29 de dezembro de 2011 | 19h08

Vanessa Stecanella, da Agência Estado

SÃO PAULO –  O último pregão do ano fechou com o Ibovespa em alta de 0,39%, aos 56.754 pontos. Na máxima, registrou 56.945 (+0,73%) e, na mínima, os 56.313 pontos (-0,39%). O giro financeiro totalizou R$ 5,194 bilhões No exterior, onde as bolsas abrem amanhã, o desempenho do mercado acionário foi positivo.

Apesar do resultado de hoje, a Bolsa chega ao final de dezembro em baixa de 0,21%. No ano, recuou 18,11%. É o pior desempenho desde 2008, quando estourou a crise nos Estados Unidos e o índice perdeu 41,22%.  

Investidores aproveitaram o último leilão do ano para ajustar suas carteiras, levando a Bovespa para o terreno positivo, mas distante do desempenho das principais bolsas internacionais. A maior parte dos poucos agentes presente na reta final do pregão aproveitou a última meia hora para acertar posições, o que acabou impulsionando a alta do Ibovespa, que seguiu quase toda a tarde na contramão do mercado externo depois de ensaiar altas tímidas durante a amanhã.
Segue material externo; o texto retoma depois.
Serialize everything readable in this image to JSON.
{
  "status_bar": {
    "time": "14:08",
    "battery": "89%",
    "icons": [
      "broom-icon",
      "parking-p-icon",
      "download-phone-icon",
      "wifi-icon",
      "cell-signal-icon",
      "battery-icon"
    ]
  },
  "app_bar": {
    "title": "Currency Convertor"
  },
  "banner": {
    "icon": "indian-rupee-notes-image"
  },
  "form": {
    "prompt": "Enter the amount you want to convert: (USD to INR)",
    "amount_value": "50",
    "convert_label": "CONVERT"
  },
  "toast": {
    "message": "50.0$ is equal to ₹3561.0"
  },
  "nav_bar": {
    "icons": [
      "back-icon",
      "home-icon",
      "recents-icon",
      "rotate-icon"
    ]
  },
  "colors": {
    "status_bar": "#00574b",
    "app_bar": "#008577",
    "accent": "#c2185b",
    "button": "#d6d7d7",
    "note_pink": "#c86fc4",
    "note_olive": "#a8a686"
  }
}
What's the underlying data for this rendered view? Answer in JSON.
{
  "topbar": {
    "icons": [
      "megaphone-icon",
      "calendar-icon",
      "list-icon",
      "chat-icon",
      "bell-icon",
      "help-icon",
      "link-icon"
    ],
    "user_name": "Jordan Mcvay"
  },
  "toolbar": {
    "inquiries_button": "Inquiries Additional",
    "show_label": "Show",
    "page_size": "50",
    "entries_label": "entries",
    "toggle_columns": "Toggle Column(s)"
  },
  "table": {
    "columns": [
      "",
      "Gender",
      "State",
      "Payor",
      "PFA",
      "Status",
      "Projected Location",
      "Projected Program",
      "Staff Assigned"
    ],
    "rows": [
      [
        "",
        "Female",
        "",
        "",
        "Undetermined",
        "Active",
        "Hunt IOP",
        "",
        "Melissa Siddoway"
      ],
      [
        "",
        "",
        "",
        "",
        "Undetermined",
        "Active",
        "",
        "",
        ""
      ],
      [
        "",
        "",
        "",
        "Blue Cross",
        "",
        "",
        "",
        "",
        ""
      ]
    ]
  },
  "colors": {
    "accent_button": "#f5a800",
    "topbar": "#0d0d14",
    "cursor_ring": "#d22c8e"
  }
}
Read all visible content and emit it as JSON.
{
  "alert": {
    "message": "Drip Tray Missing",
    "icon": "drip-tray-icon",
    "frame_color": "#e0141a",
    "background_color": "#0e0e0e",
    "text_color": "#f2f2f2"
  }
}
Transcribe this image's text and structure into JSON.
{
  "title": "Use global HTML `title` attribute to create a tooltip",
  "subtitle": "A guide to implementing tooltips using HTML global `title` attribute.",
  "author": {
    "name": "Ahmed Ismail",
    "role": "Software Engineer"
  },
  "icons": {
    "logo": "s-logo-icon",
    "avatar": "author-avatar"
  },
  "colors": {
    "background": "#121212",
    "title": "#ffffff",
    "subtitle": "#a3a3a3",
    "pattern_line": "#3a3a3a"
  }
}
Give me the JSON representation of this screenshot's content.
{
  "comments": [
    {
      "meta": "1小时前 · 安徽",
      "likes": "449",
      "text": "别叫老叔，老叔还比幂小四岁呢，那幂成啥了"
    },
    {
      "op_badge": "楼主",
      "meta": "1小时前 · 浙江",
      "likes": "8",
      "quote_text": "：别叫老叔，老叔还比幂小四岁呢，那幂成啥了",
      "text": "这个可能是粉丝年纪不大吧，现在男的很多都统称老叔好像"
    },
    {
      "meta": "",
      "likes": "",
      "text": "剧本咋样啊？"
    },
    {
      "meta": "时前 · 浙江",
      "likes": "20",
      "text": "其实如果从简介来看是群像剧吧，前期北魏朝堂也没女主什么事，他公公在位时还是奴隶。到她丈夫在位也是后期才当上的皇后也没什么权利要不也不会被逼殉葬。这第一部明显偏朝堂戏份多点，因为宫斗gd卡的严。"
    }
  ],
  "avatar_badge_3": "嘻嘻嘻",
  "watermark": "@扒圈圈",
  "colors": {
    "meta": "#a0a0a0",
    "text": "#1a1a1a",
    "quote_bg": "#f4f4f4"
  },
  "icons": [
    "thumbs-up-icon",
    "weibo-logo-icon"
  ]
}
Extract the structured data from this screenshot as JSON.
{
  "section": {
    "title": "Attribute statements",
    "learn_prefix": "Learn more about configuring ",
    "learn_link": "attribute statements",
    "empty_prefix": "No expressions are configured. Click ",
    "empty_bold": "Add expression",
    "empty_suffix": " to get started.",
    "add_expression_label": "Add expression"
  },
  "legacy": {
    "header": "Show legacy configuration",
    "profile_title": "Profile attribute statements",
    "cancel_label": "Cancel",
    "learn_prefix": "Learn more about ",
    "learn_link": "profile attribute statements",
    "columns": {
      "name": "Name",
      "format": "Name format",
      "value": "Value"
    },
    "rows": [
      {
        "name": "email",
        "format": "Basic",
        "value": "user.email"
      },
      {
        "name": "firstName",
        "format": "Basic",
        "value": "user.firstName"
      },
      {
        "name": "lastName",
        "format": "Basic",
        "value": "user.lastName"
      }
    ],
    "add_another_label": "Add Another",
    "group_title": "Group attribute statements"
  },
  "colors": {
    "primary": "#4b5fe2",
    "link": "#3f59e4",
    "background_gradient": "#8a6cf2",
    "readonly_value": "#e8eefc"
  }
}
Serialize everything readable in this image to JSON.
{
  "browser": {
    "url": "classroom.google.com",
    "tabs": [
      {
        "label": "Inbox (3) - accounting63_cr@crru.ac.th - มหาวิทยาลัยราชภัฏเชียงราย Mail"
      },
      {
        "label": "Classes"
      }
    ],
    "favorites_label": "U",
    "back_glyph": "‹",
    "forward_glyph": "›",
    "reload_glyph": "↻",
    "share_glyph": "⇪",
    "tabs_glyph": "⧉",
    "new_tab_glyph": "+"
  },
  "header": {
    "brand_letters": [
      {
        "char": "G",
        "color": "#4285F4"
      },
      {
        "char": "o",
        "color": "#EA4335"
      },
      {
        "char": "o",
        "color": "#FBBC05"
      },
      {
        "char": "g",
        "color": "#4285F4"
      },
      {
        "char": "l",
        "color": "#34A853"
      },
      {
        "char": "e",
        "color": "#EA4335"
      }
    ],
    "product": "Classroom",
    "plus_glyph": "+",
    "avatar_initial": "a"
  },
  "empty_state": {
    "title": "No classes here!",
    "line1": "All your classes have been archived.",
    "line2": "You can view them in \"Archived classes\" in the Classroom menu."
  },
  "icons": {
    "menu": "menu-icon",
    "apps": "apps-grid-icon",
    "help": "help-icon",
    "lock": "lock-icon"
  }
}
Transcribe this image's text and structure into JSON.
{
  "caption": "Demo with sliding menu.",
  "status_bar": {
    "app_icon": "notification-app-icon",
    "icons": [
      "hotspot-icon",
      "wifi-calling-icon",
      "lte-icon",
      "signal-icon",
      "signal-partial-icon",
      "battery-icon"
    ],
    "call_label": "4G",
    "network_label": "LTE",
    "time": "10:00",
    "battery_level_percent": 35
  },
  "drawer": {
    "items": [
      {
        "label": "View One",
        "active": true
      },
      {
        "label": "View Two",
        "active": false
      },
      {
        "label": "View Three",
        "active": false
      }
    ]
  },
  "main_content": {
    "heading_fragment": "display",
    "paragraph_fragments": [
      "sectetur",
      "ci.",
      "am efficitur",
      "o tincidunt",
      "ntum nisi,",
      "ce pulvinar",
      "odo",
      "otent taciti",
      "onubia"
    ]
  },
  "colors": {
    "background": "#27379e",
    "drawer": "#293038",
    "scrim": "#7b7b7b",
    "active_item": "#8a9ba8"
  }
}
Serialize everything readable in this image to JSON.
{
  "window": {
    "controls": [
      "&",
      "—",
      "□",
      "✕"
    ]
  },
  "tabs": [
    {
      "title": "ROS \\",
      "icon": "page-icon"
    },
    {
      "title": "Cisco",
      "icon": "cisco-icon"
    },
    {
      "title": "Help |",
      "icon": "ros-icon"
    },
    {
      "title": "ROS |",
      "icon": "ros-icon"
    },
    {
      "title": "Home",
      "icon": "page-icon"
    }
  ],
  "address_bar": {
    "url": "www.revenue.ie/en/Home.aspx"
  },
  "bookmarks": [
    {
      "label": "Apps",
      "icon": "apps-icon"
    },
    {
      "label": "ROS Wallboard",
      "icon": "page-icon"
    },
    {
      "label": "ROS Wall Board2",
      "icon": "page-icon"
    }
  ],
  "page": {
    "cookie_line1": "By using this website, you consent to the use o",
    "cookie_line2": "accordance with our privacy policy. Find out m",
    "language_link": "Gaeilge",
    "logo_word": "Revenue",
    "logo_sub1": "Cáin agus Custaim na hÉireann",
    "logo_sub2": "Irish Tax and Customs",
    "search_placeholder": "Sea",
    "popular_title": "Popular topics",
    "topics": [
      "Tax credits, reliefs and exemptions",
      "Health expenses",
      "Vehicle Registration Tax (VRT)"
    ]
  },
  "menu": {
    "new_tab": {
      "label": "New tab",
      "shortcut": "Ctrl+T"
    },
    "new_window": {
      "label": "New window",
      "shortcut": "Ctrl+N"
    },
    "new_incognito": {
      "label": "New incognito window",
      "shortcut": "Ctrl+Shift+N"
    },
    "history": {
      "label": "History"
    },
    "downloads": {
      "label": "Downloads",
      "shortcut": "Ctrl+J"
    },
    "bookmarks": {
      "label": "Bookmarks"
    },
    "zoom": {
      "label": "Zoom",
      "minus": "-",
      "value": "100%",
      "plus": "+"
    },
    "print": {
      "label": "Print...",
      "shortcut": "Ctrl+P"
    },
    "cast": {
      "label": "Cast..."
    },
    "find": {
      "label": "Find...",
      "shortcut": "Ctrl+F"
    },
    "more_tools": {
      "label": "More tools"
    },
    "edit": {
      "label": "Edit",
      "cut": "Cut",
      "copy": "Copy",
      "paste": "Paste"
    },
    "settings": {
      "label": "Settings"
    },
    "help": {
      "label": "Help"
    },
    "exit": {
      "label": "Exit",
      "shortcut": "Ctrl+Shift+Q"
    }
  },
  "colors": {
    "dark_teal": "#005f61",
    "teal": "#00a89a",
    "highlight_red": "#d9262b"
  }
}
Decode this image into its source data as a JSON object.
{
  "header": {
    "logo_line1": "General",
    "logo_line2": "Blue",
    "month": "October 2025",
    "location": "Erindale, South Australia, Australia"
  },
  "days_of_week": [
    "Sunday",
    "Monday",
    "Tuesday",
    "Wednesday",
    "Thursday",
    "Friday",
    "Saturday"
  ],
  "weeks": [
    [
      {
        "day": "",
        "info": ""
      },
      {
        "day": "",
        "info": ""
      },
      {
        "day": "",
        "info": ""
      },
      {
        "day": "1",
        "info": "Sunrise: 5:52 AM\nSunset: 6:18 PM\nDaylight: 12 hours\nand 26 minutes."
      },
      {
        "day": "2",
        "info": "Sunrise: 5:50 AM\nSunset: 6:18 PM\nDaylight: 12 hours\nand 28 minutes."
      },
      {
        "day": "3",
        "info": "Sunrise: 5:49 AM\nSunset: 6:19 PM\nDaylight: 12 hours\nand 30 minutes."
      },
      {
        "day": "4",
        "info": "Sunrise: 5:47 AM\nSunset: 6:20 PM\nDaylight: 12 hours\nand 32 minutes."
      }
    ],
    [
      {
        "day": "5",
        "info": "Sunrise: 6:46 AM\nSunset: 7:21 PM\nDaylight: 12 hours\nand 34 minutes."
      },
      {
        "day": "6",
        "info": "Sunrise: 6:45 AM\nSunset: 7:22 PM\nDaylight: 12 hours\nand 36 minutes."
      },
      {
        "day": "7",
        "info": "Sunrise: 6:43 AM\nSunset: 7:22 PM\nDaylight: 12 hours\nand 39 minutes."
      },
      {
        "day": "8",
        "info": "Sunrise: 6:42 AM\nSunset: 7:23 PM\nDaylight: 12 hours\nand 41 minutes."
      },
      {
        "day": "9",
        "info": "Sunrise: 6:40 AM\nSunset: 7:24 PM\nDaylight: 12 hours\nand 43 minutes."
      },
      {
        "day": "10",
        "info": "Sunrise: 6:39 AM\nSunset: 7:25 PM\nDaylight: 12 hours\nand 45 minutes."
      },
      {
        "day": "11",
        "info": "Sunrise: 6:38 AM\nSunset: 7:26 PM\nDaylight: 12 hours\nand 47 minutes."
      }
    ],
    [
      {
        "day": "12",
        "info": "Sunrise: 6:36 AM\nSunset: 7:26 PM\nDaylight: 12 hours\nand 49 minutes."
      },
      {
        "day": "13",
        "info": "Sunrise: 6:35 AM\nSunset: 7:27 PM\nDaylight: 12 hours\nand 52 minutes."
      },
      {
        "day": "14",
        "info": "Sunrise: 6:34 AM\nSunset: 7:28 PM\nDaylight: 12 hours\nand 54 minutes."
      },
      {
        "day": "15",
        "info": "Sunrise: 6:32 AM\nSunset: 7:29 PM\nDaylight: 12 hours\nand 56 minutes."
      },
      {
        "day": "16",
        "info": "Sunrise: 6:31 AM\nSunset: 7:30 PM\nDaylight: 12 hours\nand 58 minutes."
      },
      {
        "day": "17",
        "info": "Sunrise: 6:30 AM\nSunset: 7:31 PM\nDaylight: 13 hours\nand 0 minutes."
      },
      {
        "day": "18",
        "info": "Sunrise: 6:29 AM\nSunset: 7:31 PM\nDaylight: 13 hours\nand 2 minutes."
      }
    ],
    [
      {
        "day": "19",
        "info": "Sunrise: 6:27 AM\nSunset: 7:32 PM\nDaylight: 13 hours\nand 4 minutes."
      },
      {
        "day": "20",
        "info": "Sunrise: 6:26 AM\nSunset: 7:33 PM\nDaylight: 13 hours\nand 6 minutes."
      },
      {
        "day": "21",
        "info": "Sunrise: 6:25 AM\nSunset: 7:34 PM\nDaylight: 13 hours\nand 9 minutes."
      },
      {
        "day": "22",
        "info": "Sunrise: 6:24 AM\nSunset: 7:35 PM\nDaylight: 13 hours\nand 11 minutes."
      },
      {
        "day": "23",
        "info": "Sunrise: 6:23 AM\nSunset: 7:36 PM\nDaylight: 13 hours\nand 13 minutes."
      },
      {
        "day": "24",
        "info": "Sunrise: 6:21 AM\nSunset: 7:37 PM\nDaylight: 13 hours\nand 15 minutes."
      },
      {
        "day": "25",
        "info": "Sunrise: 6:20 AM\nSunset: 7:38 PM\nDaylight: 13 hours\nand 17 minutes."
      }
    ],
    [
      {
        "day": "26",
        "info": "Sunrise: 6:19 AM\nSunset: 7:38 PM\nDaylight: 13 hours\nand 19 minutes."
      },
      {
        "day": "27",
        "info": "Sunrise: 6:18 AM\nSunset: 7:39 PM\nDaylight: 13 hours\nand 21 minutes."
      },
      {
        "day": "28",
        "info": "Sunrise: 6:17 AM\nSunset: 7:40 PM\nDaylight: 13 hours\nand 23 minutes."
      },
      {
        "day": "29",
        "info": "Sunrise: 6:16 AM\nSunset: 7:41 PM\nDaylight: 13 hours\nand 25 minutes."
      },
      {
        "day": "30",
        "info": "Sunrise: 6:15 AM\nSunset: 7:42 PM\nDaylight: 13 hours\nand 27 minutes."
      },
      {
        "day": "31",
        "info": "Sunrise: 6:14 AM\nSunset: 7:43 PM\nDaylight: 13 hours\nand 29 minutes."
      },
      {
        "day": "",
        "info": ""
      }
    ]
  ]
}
Na Europa, apesar do volume também fraco em razão das comemorações e feriados relacionados ao encerramento do ano, as bolsas fecharam em alta, impulsionadas pelo resultado do leilão de títulos soberanos da Itália e por indicadores econômicos dos EUA, considerados positivos. A bolsa de Paris encerrou o penúltimo pregão em alta de 1,84%, Londres subiu 1,08% e Frankfurt registrou alta de 1,35%. “A maioria das bolsas europeias sobem impulsionadas por ganhos nos setores de mineração e telecomunicações, dado que o foco voltou-se para o leilão da dívida de longo prazo italiano”, destacou a equipe da Votorantim Corretora, em relatório. Nos Estados Unidos, os principais índices do mercado de ações operam em alta impulsionados por dados positivos sobre a economia norte-americana. Por volta das 18h30 (de Brasília), o Dow Jones subia 1,02%, o Nasdaq avançava 0,87%, e o S&P 500 tinha alta de 0,95%%.